From local coverage of refugee resettlement to an experiment in right-wing news immersion, the 2017 issue of MJR scrutinizes how news professionals are responding to growing distrust in the media and ongoing changes in the industry.

Titled “Far From Comfort,” the magazine examines advocacy journalism, emerging business models and gender gaps in sports coverage and news management.

“With the proliferation of fake news and echo chambers, we worked hard to find stories that advance the conversation and show the state of the media in the western United States,” Managing Editor Claire Chandler said.

Work on the 46th edition began last spring, when Editor-in-Chief Henriette Lowisch and Executive Editor Keith Graham, both journalism professors, selected the student staff that puts together the annual magazine founded by J-School Dean Nathaniel Blumberg in 1958.

Over the following seven months, student editors, writers, photographers and designers learned how to problem-solve and work together as they brainstormed story ideas and headlines, recruited contributors, sold ads and got the 68-page book ready for print.

While Art Director Delaney Kutsal envisioned the magazine’s design elements, from color scheme to formatting, senior editors Diana Six, Katy Spence, Dakota Wharry and Bayley Butler handpicked stories and took them through three rounds of editing.
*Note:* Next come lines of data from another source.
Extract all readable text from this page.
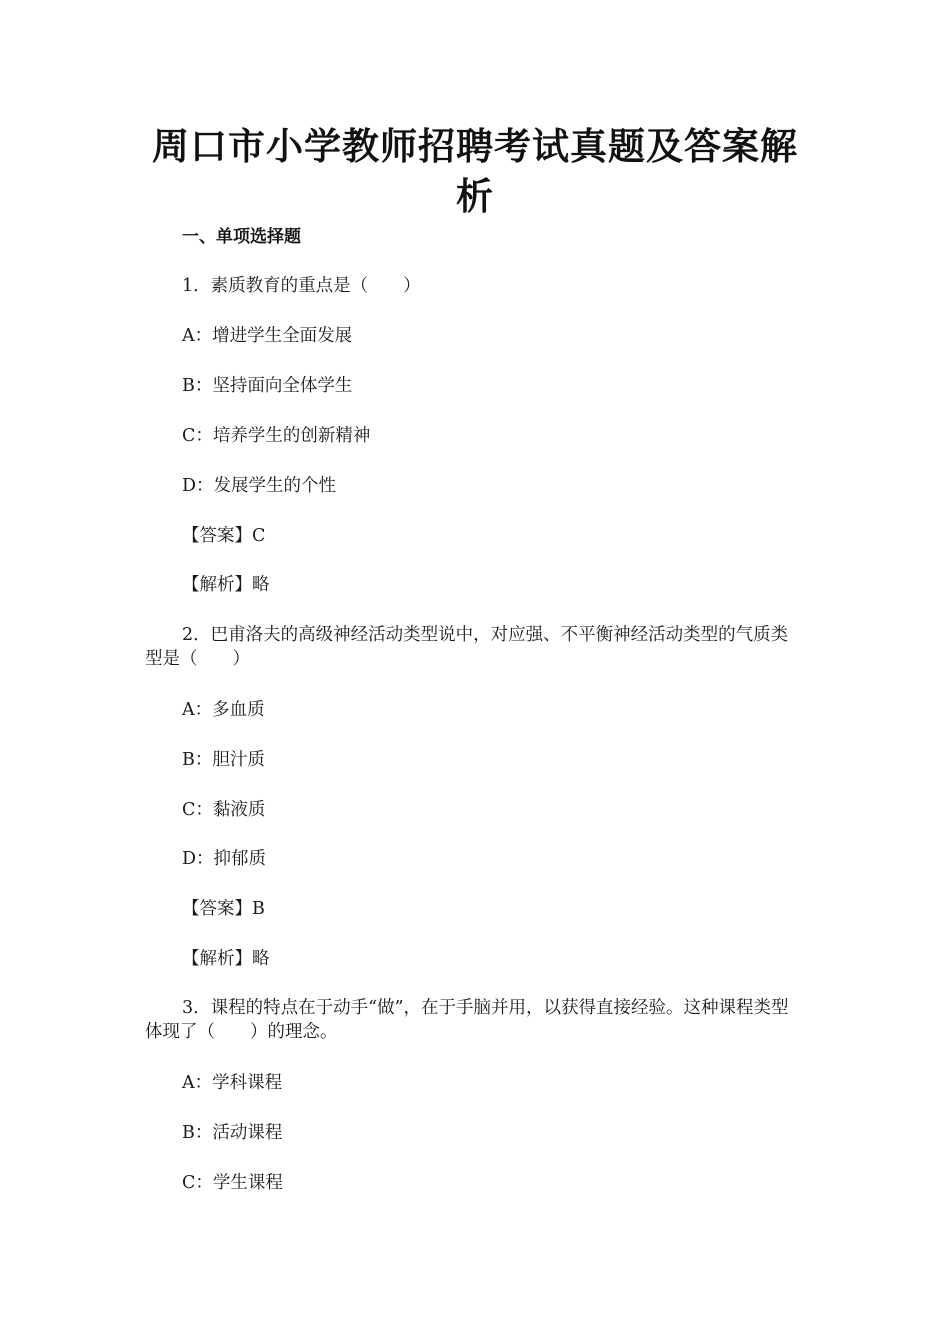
周口市小学教师招聘考试真题及答案解析
一、单项选择题

1．素质教育的重点是（　　）

A：增进学生全面发展

B：坚持面向全体学生

C：培养学生的创新精神

D：发展学生的个性

【答案】C

【解析】略

2．巴甫洛夫的高级神经活动类型说中，对应强、不平衡神经活动类型的气质类型是（　　）

A：多血质

B：胆汁质

C：黏液质

D：抑郁质

【答案】B

【解析】略

3．课程的特点在于动手“做”，在于手脑并用，以获得直接经验。这种课程类型体现了（　　）的理念。

A：学科课程

B：活动课程

C：学生课程
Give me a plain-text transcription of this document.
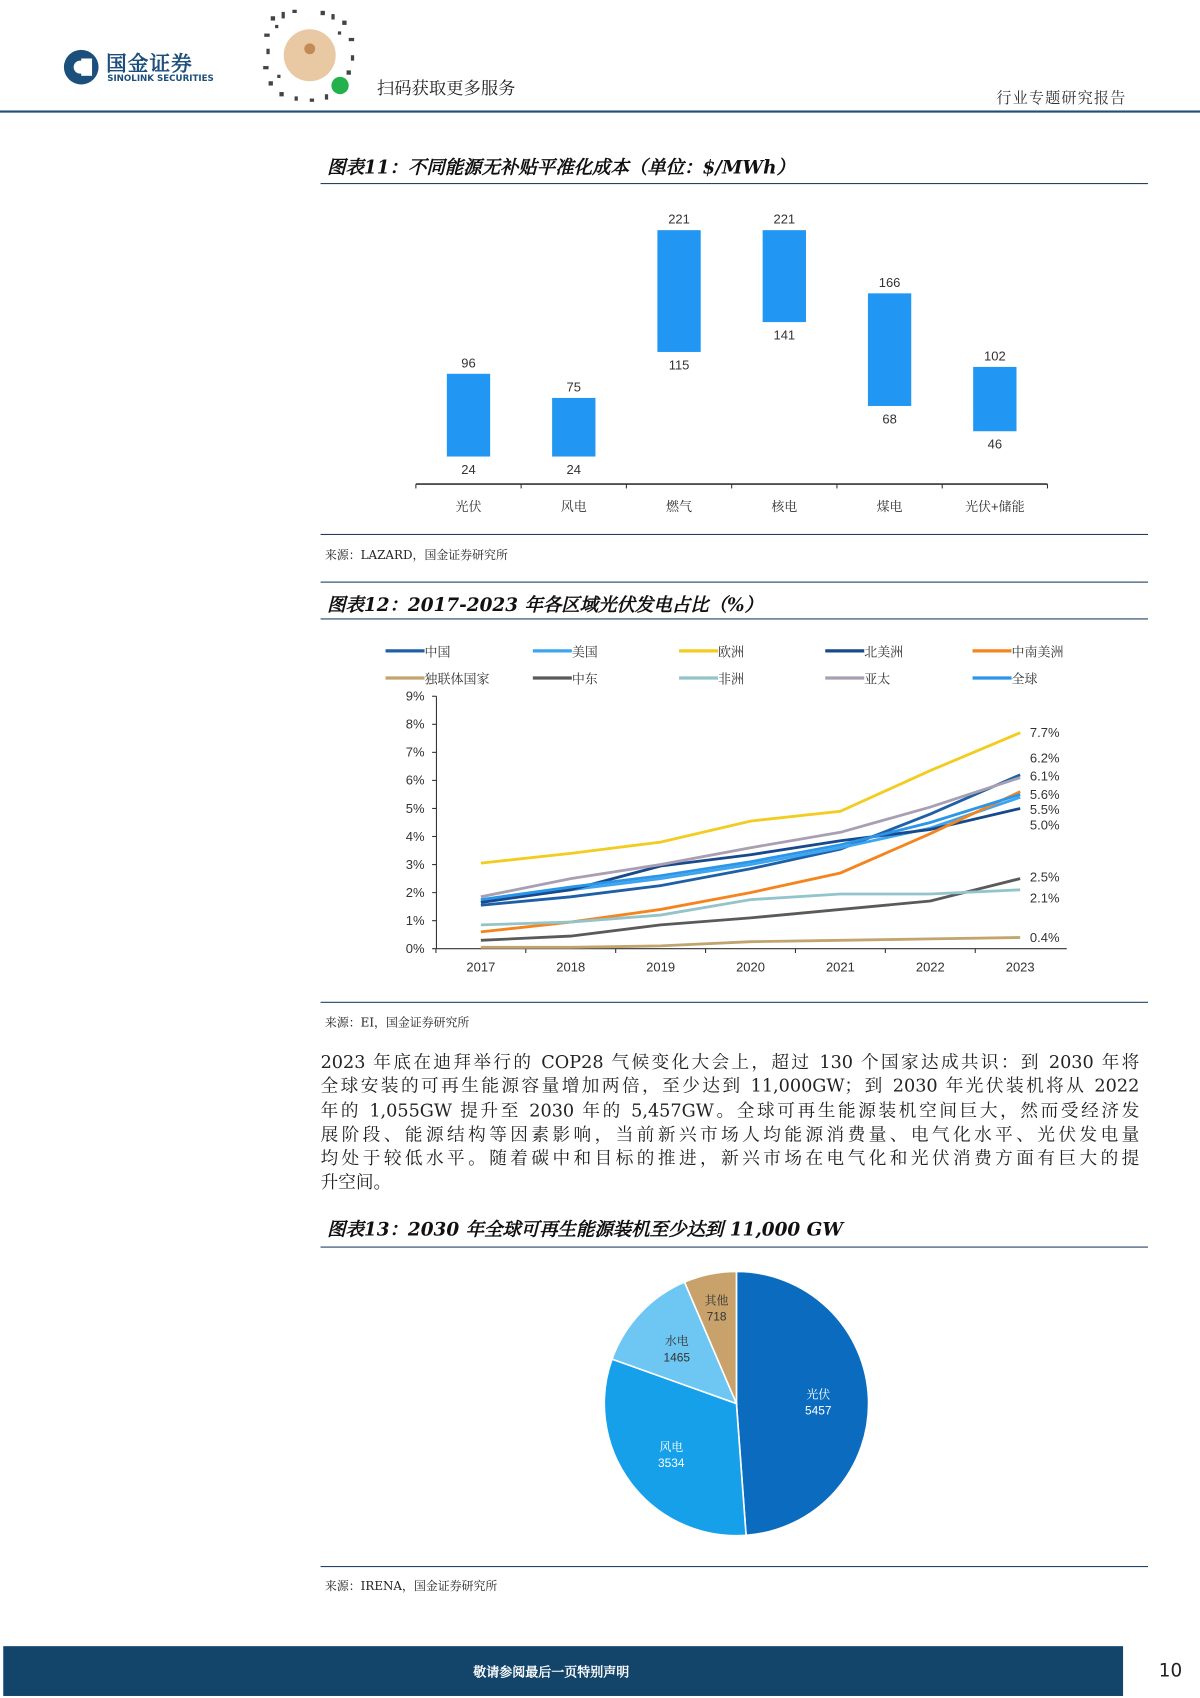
国金证券
SINOLINK SECURITIES	扫码获取更多服务	行业专题研究报告
图表11：不同能源无补贴平准化成本（单位：$/MWh）
96
24
光伏
75
24
风电
221
115
燃气
221
141
核电
166
68
煤电
102
46
光伏+储能
来源：LAZARD，国金证券研究所
图表12：2017-2023 年各区域光伏发电占比（%）
中国	美国	欧洲	北美洲	中南美洲
独联体国家	中东	非洲	亚太	全球
0%
1%
2%
3%
4%
5%
6%
7%
8%
9%
2017	2018	2019	2020	2021	2022	2023
7.7%
6.2%
6.1%
5.6%
5.5%
5.0%
2.5%
2.1%
0.4%
来源：EI，国金证券研究所
2023 年底在迪拜举行的 COP28 气候变化大会上，超过 130 个国家达成共识：到 2030 年将
全球安装的可再生能源容量增加两倍，至少达到 11,000GW；到 2030 年光伏装机将从 2022
年的 1,055GW 提升至 2030 年的 5,457GW。全球可再生能源装机空间巨大，然而受经济发
展阶段、能源结构等因素影响，当前新兴市场人均能源消费量、电气化水平、光伏发电量
均处于较低水平。随着碳中和目标的推进，新兴市场在电气化和光伏消费方面有巨大的提
升空间。
图表13：2030 年全球可再生能源装机至少达到 11,000 GW
光伏
5457
风电
3534
水电
1465
其他
718
来源：IRENA，国金证券研究所
敬请参阅最后一页特别声明	10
Contributors to MJR 2017 include former Missoulian Editor Sherry Devlin and Wyofile reporter Dustin Bleizeffer as well as J-School alums Evan Frost, Tess Haas, Carli Krueger and Hunter Pauli. Current faculty, graduate and undergraduate students also wrote and photographed stories, including staff writer Maddie Vincent and staff photographer Olivia Vanni.

In October, final drafts were sent off to Copy Chief Taylor Crews, who organized her team for the stringent fact-checking and copy-editing process. Designers got their hands on copy in early November and faced a quick two-week turnaround.
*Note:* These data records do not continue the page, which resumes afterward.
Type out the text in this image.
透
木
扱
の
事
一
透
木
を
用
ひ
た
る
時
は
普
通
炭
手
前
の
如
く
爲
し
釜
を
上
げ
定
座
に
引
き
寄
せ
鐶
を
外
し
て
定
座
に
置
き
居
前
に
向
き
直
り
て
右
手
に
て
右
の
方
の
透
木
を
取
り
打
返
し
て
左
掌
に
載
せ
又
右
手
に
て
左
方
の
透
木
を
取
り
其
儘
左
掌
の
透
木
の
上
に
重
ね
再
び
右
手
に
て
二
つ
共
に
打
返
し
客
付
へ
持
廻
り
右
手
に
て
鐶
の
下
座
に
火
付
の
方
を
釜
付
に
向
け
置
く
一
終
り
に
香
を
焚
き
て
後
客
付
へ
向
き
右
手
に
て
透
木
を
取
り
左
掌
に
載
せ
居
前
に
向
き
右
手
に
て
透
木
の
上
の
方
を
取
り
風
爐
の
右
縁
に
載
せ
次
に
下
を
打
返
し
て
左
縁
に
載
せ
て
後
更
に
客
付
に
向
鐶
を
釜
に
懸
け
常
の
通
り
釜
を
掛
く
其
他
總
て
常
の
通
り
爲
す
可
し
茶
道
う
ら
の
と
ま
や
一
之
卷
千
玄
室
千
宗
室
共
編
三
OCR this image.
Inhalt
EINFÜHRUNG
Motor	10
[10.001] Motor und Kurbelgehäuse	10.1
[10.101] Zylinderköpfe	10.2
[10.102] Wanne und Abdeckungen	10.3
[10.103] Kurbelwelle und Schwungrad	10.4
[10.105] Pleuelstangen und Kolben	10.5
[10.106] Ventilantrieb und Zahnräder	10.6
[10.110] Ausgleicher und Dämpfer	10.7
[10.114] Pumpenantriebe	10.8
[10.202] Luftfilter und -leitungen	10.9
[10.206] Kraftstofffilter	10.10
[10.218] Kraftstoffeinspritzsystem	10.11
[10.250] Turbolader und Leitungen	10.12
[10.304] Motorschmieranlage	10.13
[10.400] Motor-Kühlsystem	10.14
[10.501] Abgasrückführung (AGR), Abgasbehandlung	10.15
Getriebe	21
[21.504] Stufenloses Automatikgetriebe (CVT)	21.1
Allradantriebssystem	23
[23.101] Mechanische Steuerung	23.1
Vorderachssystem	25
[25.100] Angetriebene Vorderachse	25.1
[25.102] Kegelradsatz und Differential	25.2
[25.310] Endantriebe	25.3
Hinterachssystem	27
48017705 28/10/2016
In addition to the print magazine released on Dec. 16, 2016, MJR published its stories on its website at mjr.jour.umt.edu, under the leadership of Web Editor Matt Roberts. It also produced Framing a Movement: The Media at Standing Rock, a web documentary orchestrated by Senior Editor Kathleen Stone and funded with the help of the J-School’s Blumberg Fund for Investigative Journalism and UM President Royce Engstrom.

Montana Journalism Review is the product of a journalism capstone course offered each fall. The magazine is financed through ad sales and support from the School of Journalism. The print edition is sent out to 750 subscribers across Montana, the nation and the world.